C2: Multi-dataset pre-training. Unlike text and images, which have largely consistent sampling rates and number of channels, time series frequently vary in their temporal resolution, number of channels[1], lengths, and amplitudes, and sometimes have missing values. As a result, large-scale mixed dataset pre-training is largely unexplored. Instead, most methods are trained on a single dataset, and transferred across multiple datasets, but with modest success (Wu et al., 2023; Oreshkin et al., 2021; Narwariya et al., 2020).
C3: Evaluation. Holistic benchmarks to evaluate time series foundation models on diverse datasets and tasks are in their nascent stages. Recent studies (Goswami et al., 2023b) have highlighted the importance of well-defined benchmarks and large-scale experimentation in order to accurately assess the impact and effectiveness of novel methodologies. To evaluate MOMENT, we build on the multi-task time series modeling benchmark first proposed by Wu et al. (2023) along multiple dimensions. For each of the 5 time series modeling tasks, namely, short- and long-horizon forecasting, classification, anomaly detection, and imputation we evaluate MOMENT against (1) both state-of-the-art deep learning as well as statistical baselines, on (2) more task specific datasets, (3) using multiple evaluation metrics, (4) exclusively in limited supervision settings (e.g., zero-shot imputation, linear probing for forecasting, unsupervised representation learning for classification).

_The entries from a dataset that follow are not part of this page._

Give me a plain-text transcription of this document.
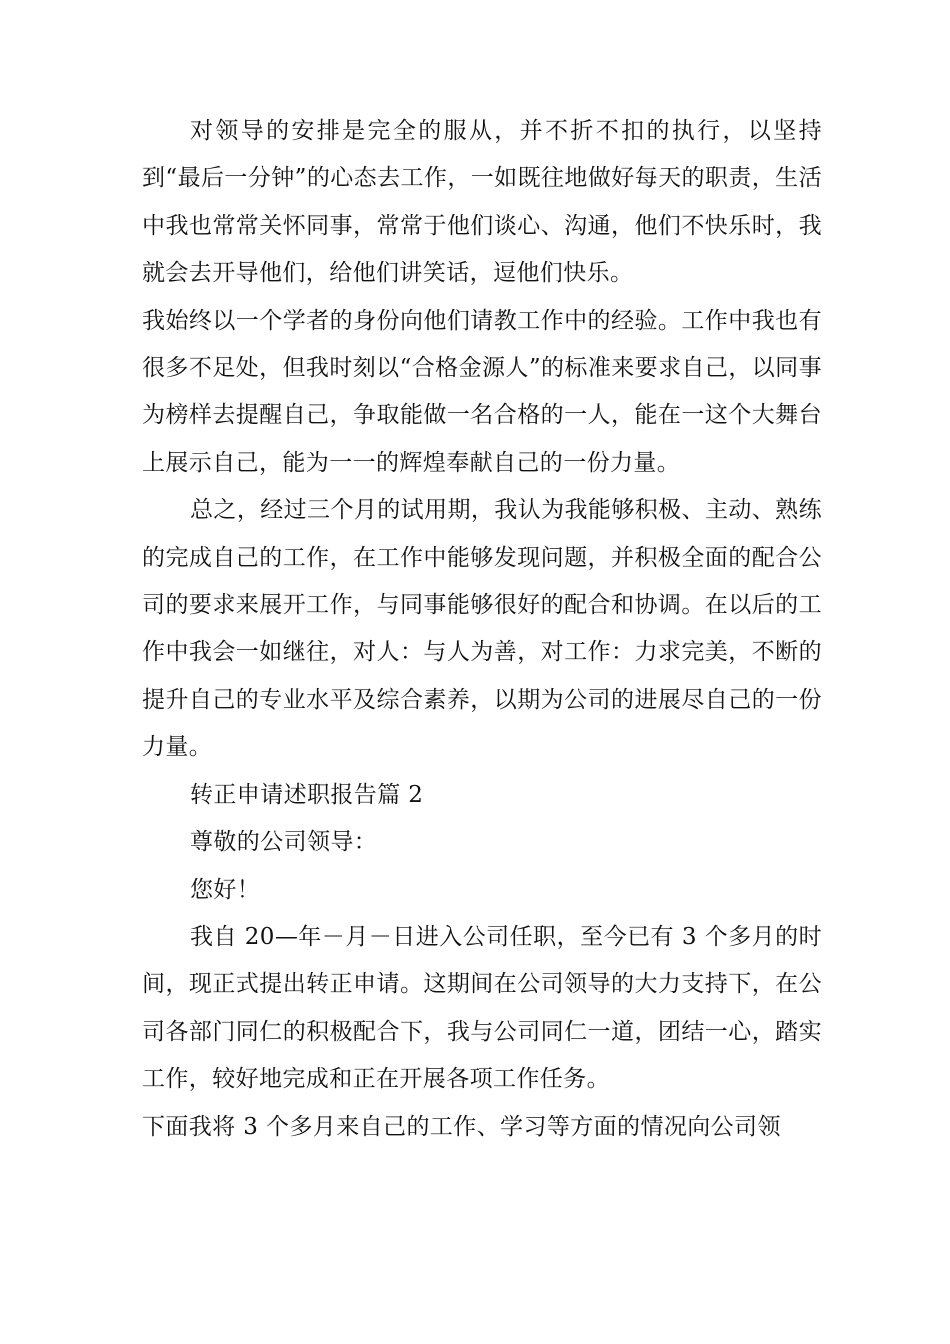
对领导的安排是完全的服从，并不折不扣的执行，以坚持到“最后一分钟”的心态去工作，一如既往地做好每天的职责，生活中我也常常关怀同事，常常于他们谈心、沟通，他们不快乐时，我就会去开导他们，给他们讲笑话，逗他们快乐。

我始终以一个学者的身份向他们请教工作中的经验。工作中我也有很多不足处，但我时刻以“合格金源人”的标准来要求自己，以同事为榜样去提醒自己，争取能做一名合格的一人，能在一这个大舞台上展示自己，能为一一的辉煌奉献自己的一份力量。

总之，经过三个月的试用期，我认为我能够积极、主动、熟练的完成自己的工作，在工作中能够发现问题，并积极全面的配合公司的要求来展开工作，与同事能够很好的配合和协调。在以后的工作中我会一如继往，对人：与人为善，对工作：力求完美，不断的提升自己的专业水平及综合素养，以期为公司的进展尽自己的一份力量。

转正申请述职报告篇 2

尊敬的公司领导：

您好！

我自 20—年－月－日进入公司任职，至今已有 3 个多月的时间，现正式提出转正申请。这期间在公司领导的大力支持下，在公司各部门同仁的积极配合下，我与公司同仁一道，团结一心，踏实工作，较好地完成和正在开展各项工作任务。

下面我将 3 个多月来自己的工作、学习等方面的情况向公司领
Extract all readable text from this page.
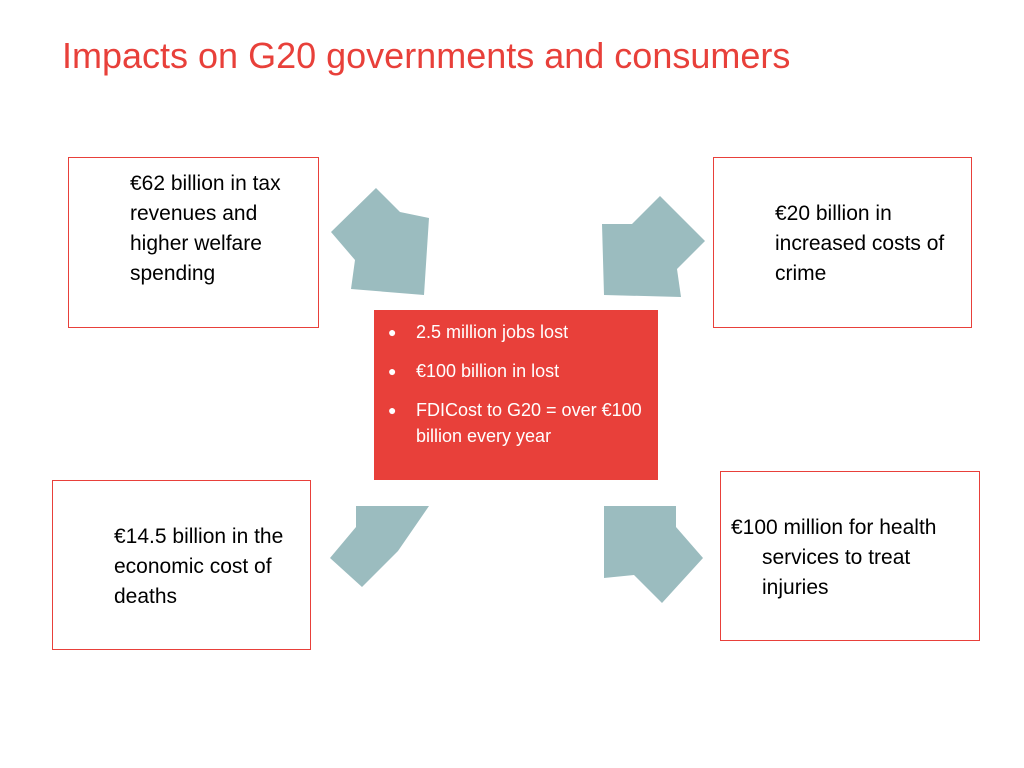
Impacts on G20 governments and consumers
€62 billion in tax revenues and higher welfare spending
€20 billion in increased costs of crime
€14.5 billion in the economic cost of deaths
€100 million for health services to treat injuries
● 2.5 million jobs lost
● €100 billion in lost
● FDICost to G20 = over €100 billion every year
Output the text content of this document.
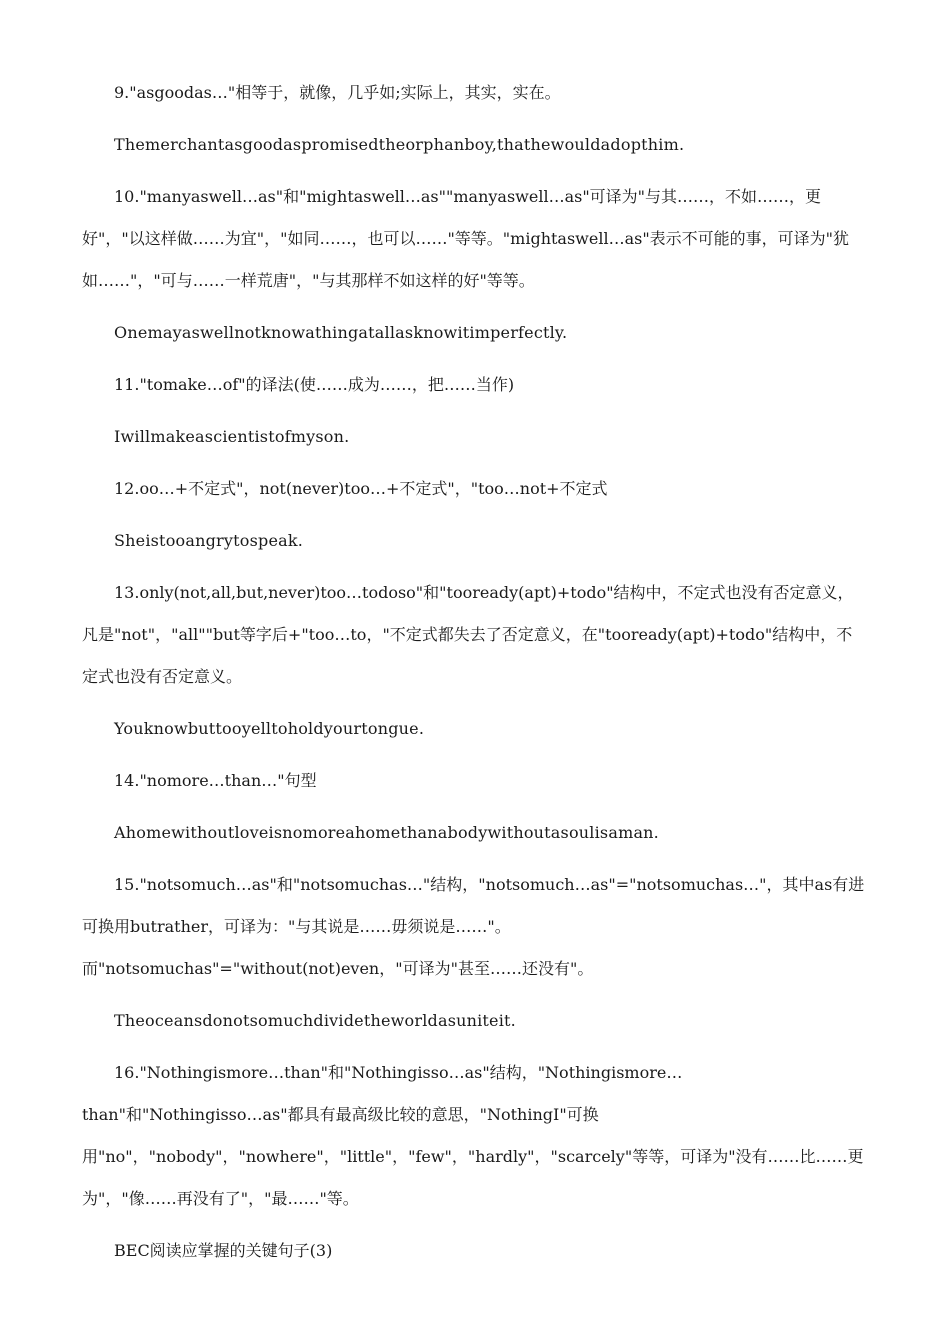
9."asgoodas…"相等于，就像，几乎如;实际上，其实，实在。

Themerchantasgoodaspromisedtheorphanboy,thathewouldadopthim.

10."manyaswell…as"和"mightaswell…as""manyaswell…as"可译为"与其……，不如……，更好"，"以这样做……为宜"，"如同……，也可以……"等等。"mightaswell…as"表示不可能的事，可译为"犹如……"，"可与……一样荒唐"，"与其那样不如这样的好"等等。

Onemayaswellnotknowathingatallasknowitimperfectly.

11."tomake…of"的译法(使……成为……，把……当作)

Iwillmakeascientistofmyson.

12.oo…+不定式"，not(never)too…+不定式"，"too…not+不定式

Sheistooangrytospeak.

13.only(not,all,but,never)too…todoso"和"tooready(apt)+todo"结构中，不定式也没有否定意义，凡是"not"，"all""but等字后+"too…to，"不定式都失去了否定意义，在"tooready(apt)+todo"结构中，不定式也没有否定意义。

Youknowbuttooyelltoholdyourtongue.

14."nomore…than…"句型

Ahomewithoutloveisnomoreahomethanabodywithoutasoulisaman.

15."notsomuch…as"和"notsomuchas…"结构，"notsomuch…as"="notsomuchas…"，其中as有进可换用butrather，可译为："与其说是……毋须说是……"。
而"notsomuchas"="without(not)even，"可译为"甚至……还没有"。

Theoceansdonotsomuchdividetheworldasuniteit.

16."Nothingismore…than"和"Nothingisso…as"结构，"Nothingismore…
than"和"Nothingisso…as"都具有最高级比较的意思，"NothingI"可换
用"no"，"nobody"，"nowhere"，"little"，"few"，"hardly"，"scarcely"等等，可译为"没有……比……更为"，"像……再没有了"，"最……"等。

BEC阅读应掌握的关键句子(3)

Finally, we explore various properties of these pre-trained time series models. In particular, we study whether MOMENT is aware of intuitive time series characteristics such as frequency and trend, and the impact of initialization, model size scaling, and cross-modal transfer.
[1] Temporal resolution reflects sampling frequency of time series (e.g., hourly, daily); Channel is a single univariate time series in multivariate data (Ekambaram et al., 2024).